By the time Berry was released from prison in October of 1963, the British Invasion was in full force. Ironically, it was bands such as the Beatles and the Rolling Stones who introduced Chuck Berry to another generation of music lovers. The Rolling Stones’ first single release was a cover of “Come On.” Chuck Berry songs were a mainstay of the Beatles’ stage show in the band’s early years. They later set “Roll Over Beethoven” and “Rock and Roll Music” onto early album releases.

Capitalizing on the renewed interest in his music, Chuck wasted no time in recording a series of Hot 100 hits. Within a year, between February 1964 and March 1965, he had released “Nadine,” which reached Number Twenty-Three on the charts, “No Particulasr Place To Go,” ((Number Ten), “You Never Can Tell” (Number Fourteen) and “Promised Land (Number Forty-One).

From there, Berry’s career promptly took a nosedive, He was not heard from again for seven years, until 1972, when he resurfaced with the Number One hit (the only Number One hit of his career), the novelty song “My Ding-A-Ling,” which became his best selling song ever.

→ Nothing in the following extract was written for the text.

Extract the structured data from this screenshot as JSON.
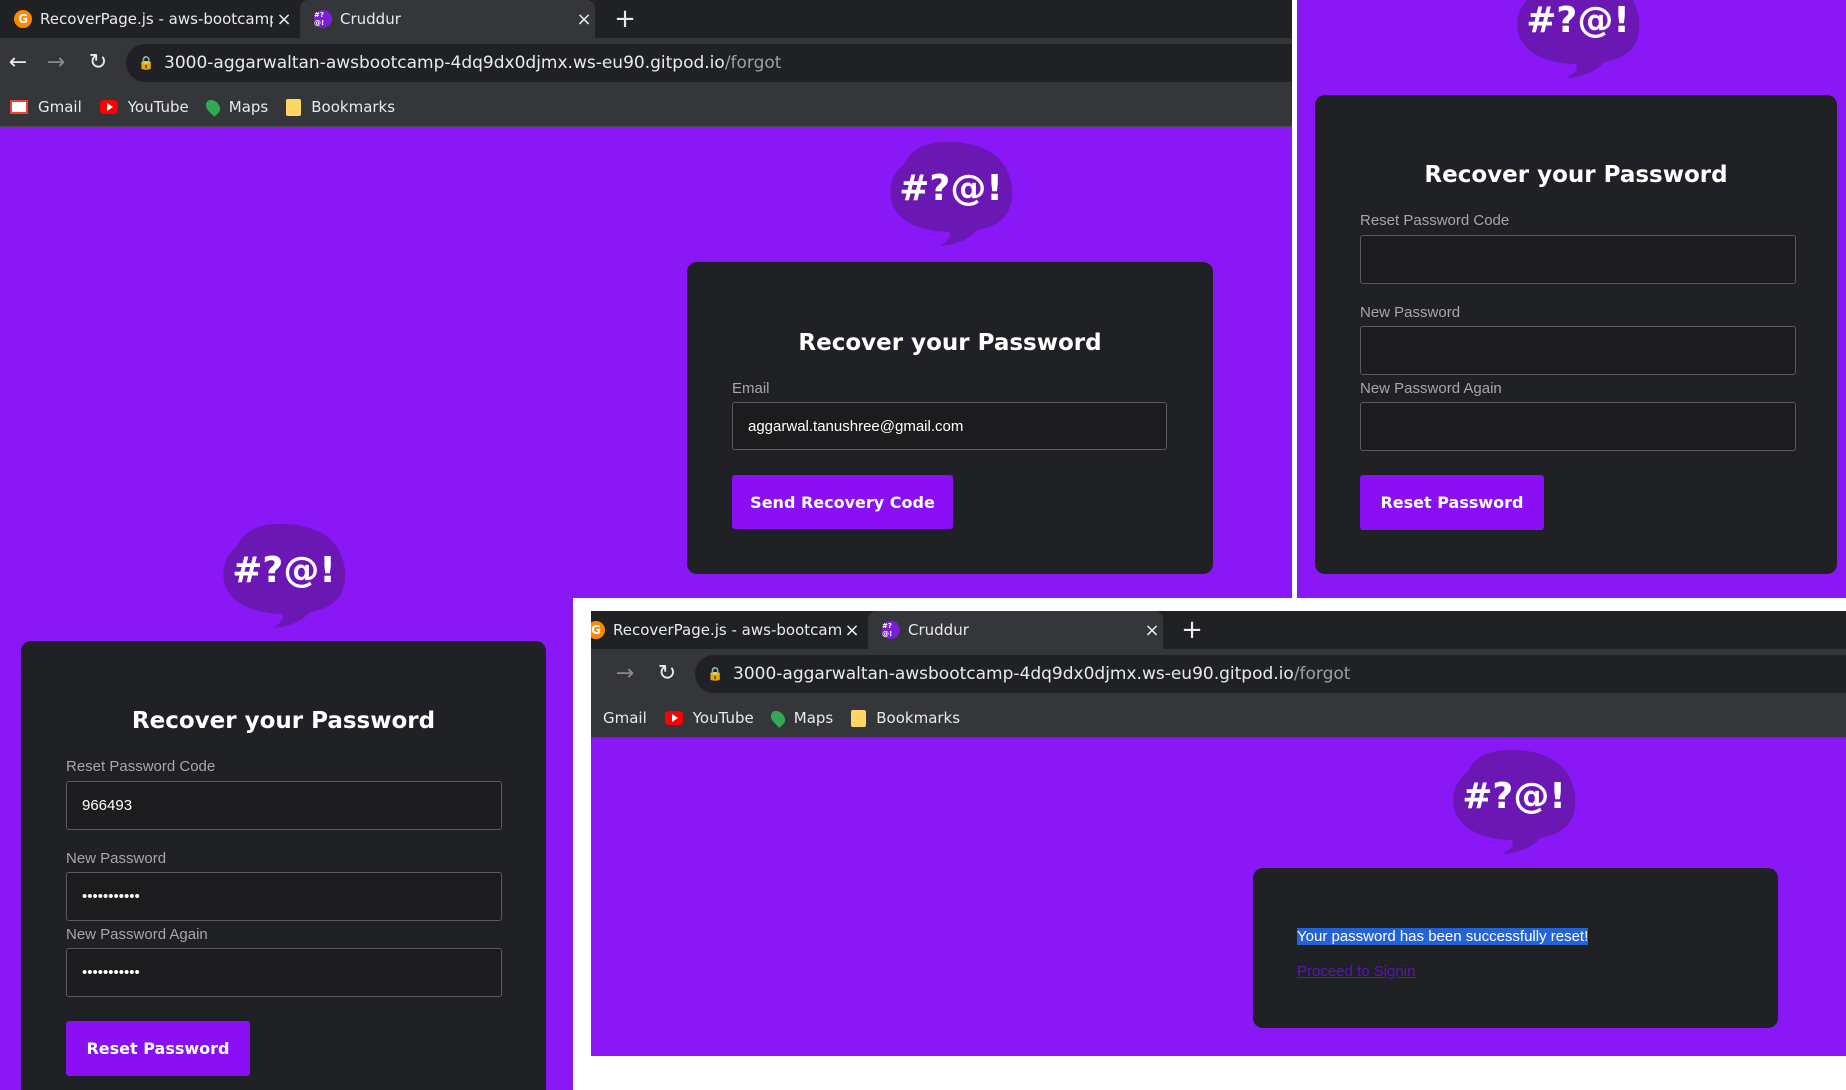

However, in 1979 Chuck served a one-hundred day term in prison for tax evasion. In 1988 he paid a $250 fine, settling a $5 million dollar lawsuit filed by a woman whom Berry allegedly punched in the mouth. In 1990 police raided his home, confiscating sixty-two grams of marijuana.

Despite his various problems, Berry was justifiably among the first inductees into the Rock and Roll Hall of Fame in 1986. As a tribute to his contribution to popular culture, a portion of Berry’s “Johnny B. Goode” was chosen for representation on the laser-disc placed onboard the Voyager I spacecraft.As the archetypal Rock and Roller, Chuck Berry was never far from a bad boy image. But his impact upon popular music and American culture cannot be overstated. As one of the pioneers of popular music, Chuck Berry is assured of remaining a true legend and cultural icon for countless generations to come: a crown prince of Rock and Roll.